Mais le cœur du minable Degaev a tremblé au moment décisif face aux ambitieux
projets de Soudeïkine, il a aussi remarqué que le Parti révolutionnaire
commence à le soupçonner. Voilà pourquoi, au moment du fictif attentat sur la
vie de Soudeïkine, Degaev a décidé de le tuer lui-même, pour pouvoir ensuite
supplier le pardon du Comité Exécutif.

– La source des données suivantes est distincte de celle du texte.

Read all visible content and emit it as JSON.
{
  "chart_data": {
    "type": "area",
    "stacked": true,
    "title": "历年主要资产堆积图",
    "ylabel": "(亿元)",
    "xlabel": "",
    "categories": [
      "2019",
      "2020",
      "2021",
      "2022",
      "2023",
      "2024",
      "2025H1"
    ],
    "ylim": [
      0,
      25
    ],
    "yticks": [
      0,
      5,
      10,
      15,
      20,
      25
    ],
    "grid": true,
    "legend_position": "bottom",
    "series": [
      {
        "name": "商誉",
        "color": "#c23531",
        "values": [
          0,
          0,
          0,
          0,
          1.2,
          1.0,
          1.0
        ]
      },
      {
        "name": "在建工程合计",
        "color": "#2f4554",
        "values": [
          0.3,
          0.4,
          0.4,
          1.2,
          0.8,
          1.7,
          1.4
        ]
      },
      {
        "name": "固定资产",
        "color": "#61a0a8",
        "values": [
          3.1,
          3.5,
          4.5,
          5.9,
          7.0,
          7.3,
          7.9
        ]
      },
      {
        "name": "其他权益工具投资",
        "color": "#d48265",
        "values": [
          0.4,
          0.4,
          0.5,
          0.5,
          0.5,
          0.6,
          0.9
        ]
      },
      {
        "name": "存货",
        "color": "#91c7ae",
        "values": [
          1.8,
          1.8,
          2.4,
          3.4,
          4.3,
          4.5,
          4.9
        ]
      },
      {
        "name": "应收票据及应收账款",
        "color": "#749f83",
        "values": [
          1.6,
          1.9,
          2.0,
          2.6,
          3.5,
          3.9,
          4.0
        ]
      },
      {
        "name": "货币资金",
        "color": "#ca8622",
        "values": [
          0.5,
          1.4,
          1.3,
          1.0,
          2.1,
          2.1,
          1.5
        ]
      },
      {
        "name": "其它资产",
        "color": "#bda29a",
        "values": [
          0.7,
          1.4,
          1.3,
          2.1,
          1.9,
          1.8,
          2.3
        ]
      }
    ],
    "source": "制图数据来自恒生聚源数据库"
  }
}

Ensuite, Starodvorsky explique qu’il est
rentré dans le Parti, après avoir lu la lettre du Comité Exécutif adressée à
Alexandre III. Ce qui l’a poussé à
intégrer le Parti c’est son devoir en tant que membre du groupe militant du sud
de la Russie, il souhaitait ainsi participer à toutes les actions terroristes
que le Comité considérait comme nécessaires. C’est pour cette raison que
Starodvorsky a accepté sa participation au meurtre de Soudeïkine, d’autant plus
que ce dernier a beaucoup nui au Parti révolutionnaire. L’accusé reste persuadé
qu’il ne s’agissait pas d’un meurtre, mais d’une exécution bien méritée. En
évoquant les articles de loi, il demande à être jugé non pas selon l’art 249,
pour un crime politique, mais pour un crime pénal. Il ajoute :
« Après tout, depuis bien longtemps j’ai accepté l’approche inéluctable de
la mort. J’ai toujours été convaincu qu’il faut payer ses dettes. » Le
discours de Starodvorsky était clair et désintéressé, comme s’il était
l’effigie du devoir et de la justice. Le Président de la Juridiction a tout de
même essayé de l’interrompre a deux reprises, mais ensuite il lâcha l’affaire
puisque la libre expression est bien et bel le droit de la défense.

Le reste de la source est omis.